Foi o segundo revés em menos de 24 horas para o republicano, horas após a Procuradoria de Nova York anunciar a abertura de um processo civil contra Trump, três de seus filhos e sua empresa, a Organização Trump. As duas investigações não têm relação entre si, mas são dois dos vários problemas jurídicos que assombram o ex-presidente, que sinaliza planos de concorrer novamente à Presidência em 2024.

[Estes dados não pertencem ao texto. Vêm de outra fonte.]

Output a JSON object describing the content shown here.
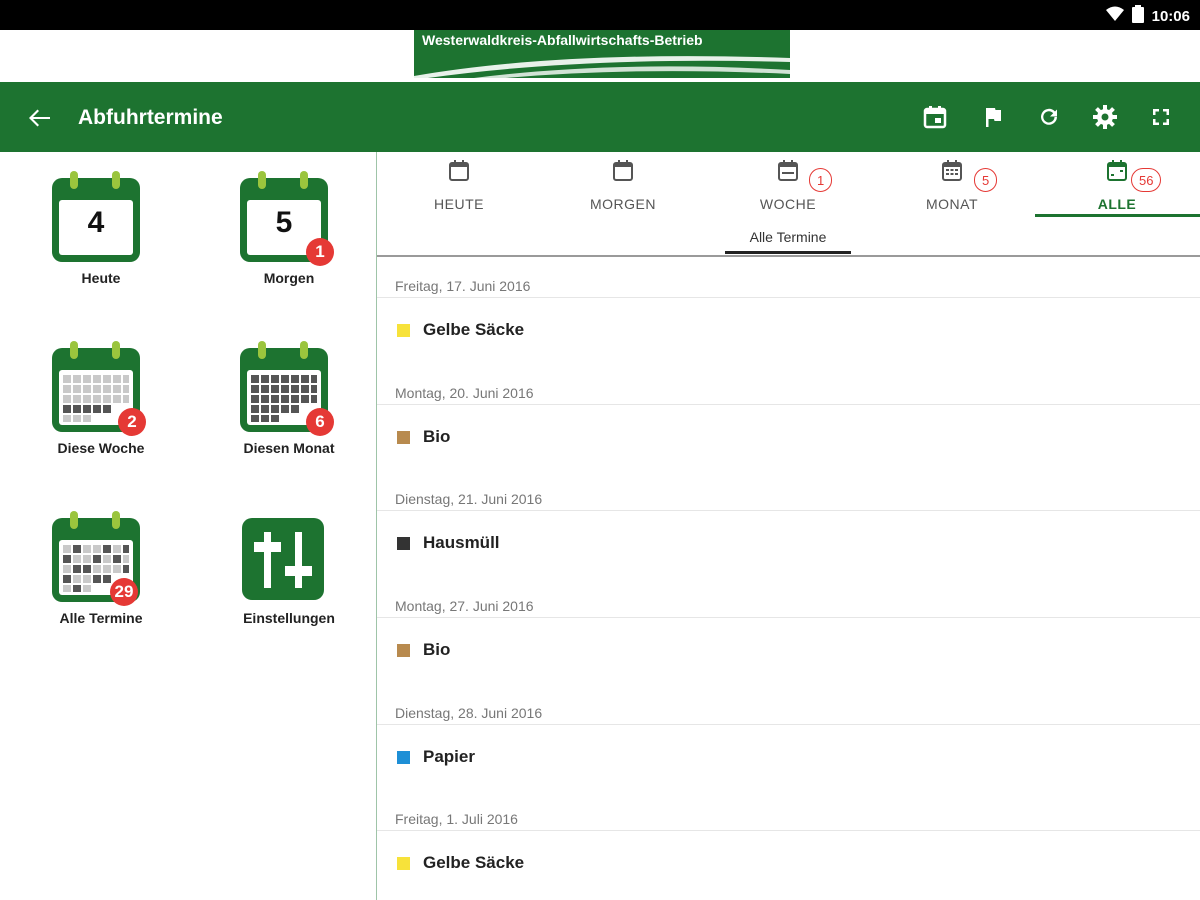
{
  "status_bar": {
    "time": "10:06",
    "icons": [
      "wifi-icon",
      "battery-icon"
    ]
  },
  "banner": {
    "text": "Westerwaldkreis-Abfallwirtschafts-Betrieb"
  },
  "toolbar": {
    "title": "Abfuhrtermine",
    "actions": [
      "calendar-event-icon",
      "flag-icon",
      "refresh-icon",
      "settings-icon",
      "fullscreen-icon"
    ]
  },
  "tiles": [
    {
      "label": "Heute",
      "day": "4",
      "badge": ""
    },
    {
      "label": "Morgen",
      "day": "5",
      "badge": "1"
    },
    {
      "label": "Diese Woche",
      "badge": "2"
    },
    {
      "label": "Diesen Monat",
      "badge": "6"
    },
    {
      "label": "Alle Termine",
      "badge": "29"
    },
    {
      "label": "Einstellungen",
      "badge": ""
    }
  ],
  "tabs": [
    {
      "label": "HEUTE",
      "count": ""
    },
    {
      "label": "MORGEN",
      "count": ""
    },
    {
      "label": "WOCHE",
      "count": "1"
    },
    {
      "label": "MONAT",
      "count": "5"
    },
    {
      "label": "ALLE",
      "count": "56"
    }
  ],
  "subtitle": "Alle Termine",
  "entries": [
    {
      "date": "Freitag, 17. Juni 2016",
      "type": "Gelbe Säcke",
      "color": "#f7e23a"
    },
    {
      "date": "Montag, 20. Juni 2016",
      "type": "Bio",
      "color": "#b88a4e"
    },
    {
      "date": "Dienstag, 21. Juni 2016",
      "type": "Hausmüll",
      "color": "#333333"
    },
    {
      "date": "Montag, 27. Juni 2016",
      "type": "Bio",
      "color": "#b88a4e"
    },
    {
      "date": "Dienstag, 28. Juni 2016",
      "type": "Papier",
      "color": "#1e8fd6"
    },
    {
      "date": "Freitag, 1. Juli 2016",
      "type": "Gelbe Säcke",
      "color": "#f7e23a"
    }
  ],
  "colors": {
    "brand_green": "#1d7330",
    "badge_red": "#e53935",
    "calendar_ring": "#9bc53d"
  }
}
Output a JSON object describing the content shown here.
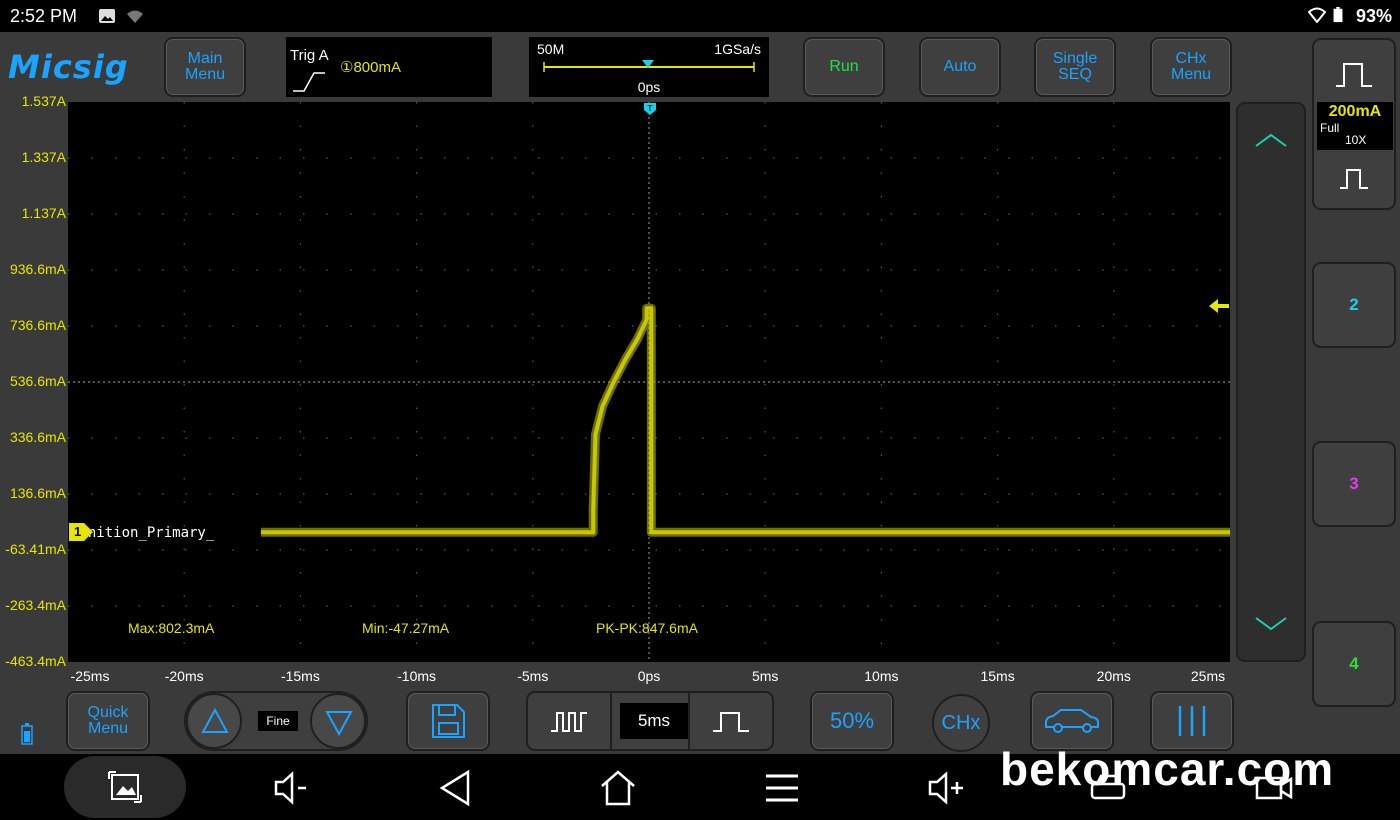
{
  "status_bar": {
    "time": "2:52 PM",
    "battery": "93%"
  },
  "app": {
    "logo": "Micsig",
    "buttons": {
      "main_menu": "Main\nMenu",
      "run": "Run",
      "auto": "Auto",
      "single_seq": "Single\nSEQ",
      "chx_menu": "CHx\nMenu",
      "quick_menu": "Quick\nMenu",
      "fine": "Fine",
      "timebase": "5ms",
      "fifty": "50%",
      "chx": "CHx"
    },
    "trigger": {
      "label": "Trig A",
      "level": "①800mA"
    },
    "timebase_info": {
      "memory": "50M",
      "sample_rate": "1GSa/s",
      "delay": "0ps"
    },
    "channel1": {
      "scale": "200mA",
      "coupling": "Full",
      "probe": "10X",
      "marker": "1",
      "trace_name": "Ignition_Primary_"
    },
    "channel_buttons": [
      "2",
      "3",
      "4"
    ],
    "colors": {
      "ch1": "#c8c800",
      "ch2": "#1ad0e8",
      "ch3": "#e040e0",
      "ch4": "#30e030",
      "accent": "#1aa3ff"
    }
  },
  "chart_data": {
    "type": "line",
    "xlabel": "",
    "ylabel": "",
    "x_tick_labels": [
      "-25ms",
      "-20ms",
      "-15ms",
      "-10ms",
      "-5ms",
      "0ps",
      "5ms",
      "10ms",
      "15ms",
      "20ms",
      "25ms"
    ],
    "y_tick_labels": [
      "1.537A",
      "1.337A",
      "1.137A",
      "936.6mA",
      "736.6mA",
      "536.6mA",
      "336.6mA",
      "136.6mA",
      "-63.41mA",
      "-263.4mA",
      "-463.4mA"
    ],
    "xlim": [
      -25,
      25
    ],
    "ylim": [
      -463.4,
      1537
    ],
    "grid": true,
    "series": [
      {
        "name": "Ignition_Primary_",
        "x": [
          -16.7,
          -2.4,
          -2.4,
          -2.3,
          -2.0,
          -1.5,
          -1.0,
          -0.5,
          -0.1,
          -0.1,
          0.1,
          0.1,
          25
        ],
        "y": [
          0,
          0,
          80,
          350,
          450,
          540,
          620,
          690,
          760,
          800,
          800,
          0,
          0
        ]
      }
    ],
    "measurements": {
      "max": "Max:802.3mA",
      "min": "Min:-47.27mA",
      "pk_pk": "PK-PK:847.6mA"
    }
  },
  "watermark": "bekomcar.com"
}
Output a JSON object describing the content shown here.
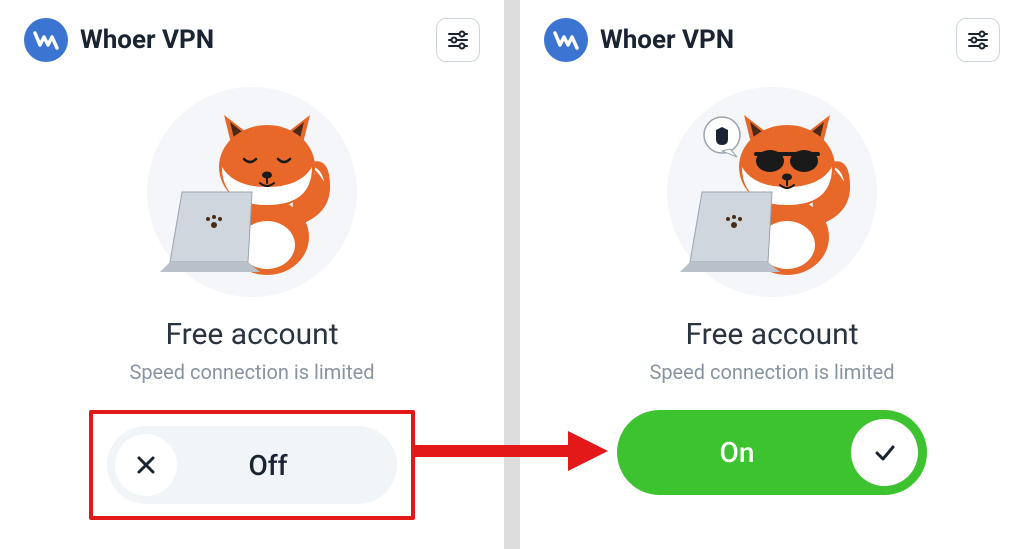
{
  "left": {
    "app_title": "Whoer VPN",
    "account_title": "Free account",
    "account_sub": "Speed connection is limited",
    "toggle_label": "Off"
  },
  "right": {
    "app_title": "Whoer VPN",
    "account_title": "Free account",
    "account_sub": "Speed connection is limited",
    "toggle_label": "On"
  }
}
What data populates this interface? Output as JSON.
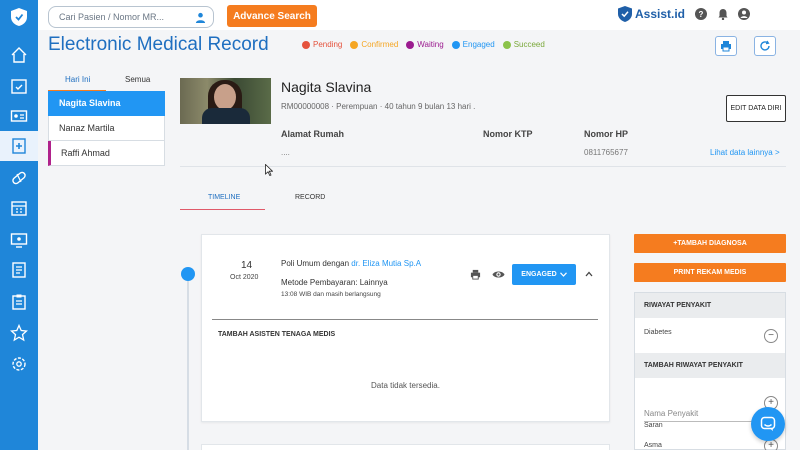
{
  "header": {
    "search_placeholder": "Cari Pasien / Nomor MR...",
    "advance_search_label": "Advance Search",
    "brand_name": "Assist.id"
  },
  "page": {
    "title": "Electronic Medical Record"
  },
  "legend": [
    {
      "label": "Pending",
      "color": "#e5533d"
    },
    {
      "label": "Confirmed",
      "color": "#f5a623"
    },
    {
      "label": "Waiting",
      "color": "#9b1b8f"
    },
    {
      "label": "Engaged",
      "color": "#2196f3"
    },
    {
      "label": "Succeed",
      "color": "#8bc34a"
    }
  ],
  "patient_list": {
    "tabs": [
      "Hari Ini",
      "Semua"
    ],
    "items": [
      "Nagita Slavina",
      "Nanaz Martila",
      "Raffi Ahmad"
    ]
  },
  "patient": {
    "name": "Nagita Slavina",
    "meta": "RM00000008 · Perempuan · 40 tahun 9 bulan 13 hari .",
    "edit_label": "EDIT DATA DIRI",
    "address_label": "Alamat Rumah",
    "address_value": "....",
    "ktp_label": "Nomor KTP",
    "phone_label": "Nomor HP",
    "phone_value": "0811765677",
    "more_link": "Lihat data lainnya >"
  },
  "tabs": [
    "TIMELINE",
    "RECORD"
  ],
  "visit": {
    "day": "14",
    "month_year": "Oct 2020",
    "poli_prefix": "Poli Umum dengan ",
    "doctor": "dr. Eliza Mutia Sp.A",
    "payment": "Metode Pembayaran: Lainnya",
    "time": "13:08 WIB dan masih berlangsung",
    "status": "ENGAGED",
    "assistant_label": "TAMBAH ASISTEN TENAGA MEDIS",
    "empty_text": "Data tidak tersedia."
  },
  "right_panel": {
    "add_diagnosis": "+TAMBAH DIAGNOSA",
    "print_record": "PRINT REKAM MEDIS",
    "history_title": "RIWAYAT PENYAKIT",
    "history_items": [
      "Diabetes"
    ],
    "add_history_title": "TAMBAH RIWAYAT PENYAKIT",
    "disease_placeholder": "Nama Penyakit",
    "suggestions": [
      "Saran",
      "Asma"
    ]
  }
}
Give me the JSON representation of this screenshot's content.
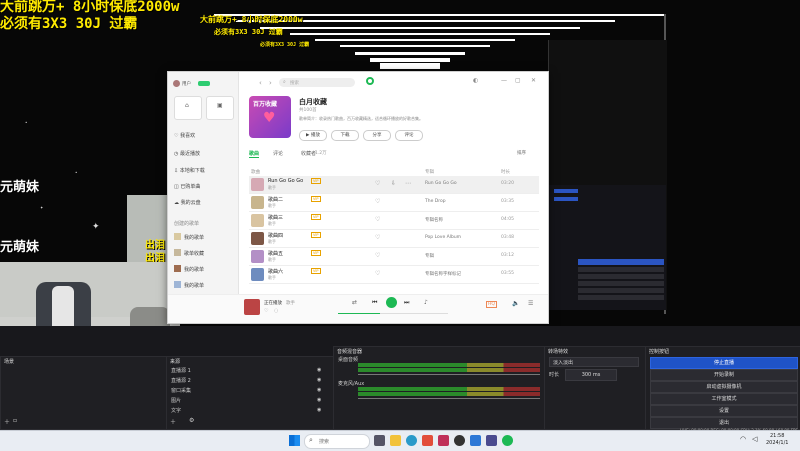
{
  "overlay": {
    "line1": "大前跳万+ 8小时保底2000w",
    "line2": "必须有3X3 30J 过霸",
    "line2b": "必须有3X3 30J 过霸",
    "echo1": "大前跳万+ 8小时保底2000w",
    "echo2": "必须有3X3 30J 过霸",
    "side_text_1": "元萌妹",
    "side_text_2": "元萌妹",
    "side_text_3": "出泪",
    "side_text_4": "出泪"
  },
  "music": {
    "search_placeholder": "搜索",
    "user_name": "用户",
    "sidebar": [
      {
        "label": "我喜欢",
        "icon": "heart-icon"
      },
      {
        "label": "最近播放",
        "icon": "clock-icon"
      },
      {
        "label": "本地和下载",
        "icon": "download-icon"
      },
      {
        "label": "已购单曲",
        "icon": "bag-icon"
      },
      {
        "label": "我的云盘",
        "icon": "cloud-icon"
      }
    ],
    "playlist_section": "创建的歌单",
    "playlists": [
      "我的歌单",
      "歌单收藏",
      "我的歌单",
      "我的歌单"
    ],
    "playlist_cover_text": "百万收藏",
    "playlist_title": "白月收藏",
    "playlist_meta": "共100首",
    "playlist_desc": "歌单简介：收录热门歌曲，百万收藏精选，适合循环播放的好歌合集。",
    "actions": [
      "播放",
      "下载",
      "分享",
      "评论"
    ],
    "tabs": [
      "歌曲",
      "评论",
      "收藏者"
    ],
    "tab_count": "1.2万",
    "sort_label": "排序",
    "col_headers": [
      "歌曲",
      "专辑",
      "时长"
    ],
    "songs": [
      {
        "title": "Run Go Go Go",
        "artist": "歌手",
        "album": "Run Go Go Go",
        "duration": "03:20",
        "tags": [
          "VIP"
        ]
      },
      {
        "title": "歌曲二",
        "artist": "歌手",
        "album": "The Drop",
        "duration": "03:35",
        "tags": [
          "VIP"
        ]
      },
      {
        "title": "歌曲三",
        "artist": "歌手",
        "album": "专辑名称",
        "duration": "04:05",
        "tags": [
          "VIP"
        ]
      },
      {
        "title": "歌曲四",
        "artist": "歌手",
        "album": "Pop Love Album",
        "duration": "03:48",
        "tags": [
          "VIP"
        ]
      },
      {
        "title": "歌曲五",
        "artist": "歌手",
        "album": "专辑",
        "duration": "03:12",
        "tags": [
          "VIP"
        ]
      },
      {
        "title": "歌曲六",
        "artist": "歌手",
        "album": "专辑名称字样标记",
        "duration": "03:55",
        "tags": [
          "VIP"
        ]
      }
    ],
    "now_playing_title": "正在播放",
    "now_playing_artist": "歌手",
    "progress": 0.38
  },
  "obs": {
    "scenes_title": "场景",
    "scenes": [
      "场景",
      "场景 2",
      "场景 3"
    ],
    "sources_title": "来源",
    "sources": [
      "直播源 1",
      "直播源 2",
      "窗口采集",
      "图片",
      "文字"
    ],
    "mixer_title": "音频混音器",
    "mixer_tracks": [
      {
        "name": "桌面音频",
        "level": 0.72
      },
      {
        "name": "麦克风/Aux",
        "level": 0.55
      }
    ],
    "transitions_title": "转场特效",
    "transition_value": "淡入淡出",
    "duration_label": "时长",
    "duration_value": "300 ms",
    "controls_title": "控制按钮",
    "controls": [
      "停止直播",
      "开始录制",
      "启动虚拟摄像机",
      "工作室模式",
      "设置",
      "退出"
    ],
    "status": "LIVE: 00:00:00  REC: 00:00:00  CPU: 2.1%  60.00 / 60.00 FPS"
  },
  "taskbar": {
    "search_placeholder": "搜索",
    "time": "21:58",
    "date": "2024/1/1"
  },
  "colors": {
    "accent": "#1db954",
    "obs_blue": "#1f53c7",
    "overlay_yellow": "#ffea00"
  }
}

Em 29 páginas, um trio de juízes da Corte de Apelação do 11º Circuito reverteu partes da decisão tomada no dia 22 pela magistrada Aileen Cannon, do Distrito Sul da Flórida. O veredicto impedia o Departamento de Justiça de ter acesso a cerca de 100 documentos classificados como sigilosos até que um perito independente terminasse de avaliá-los.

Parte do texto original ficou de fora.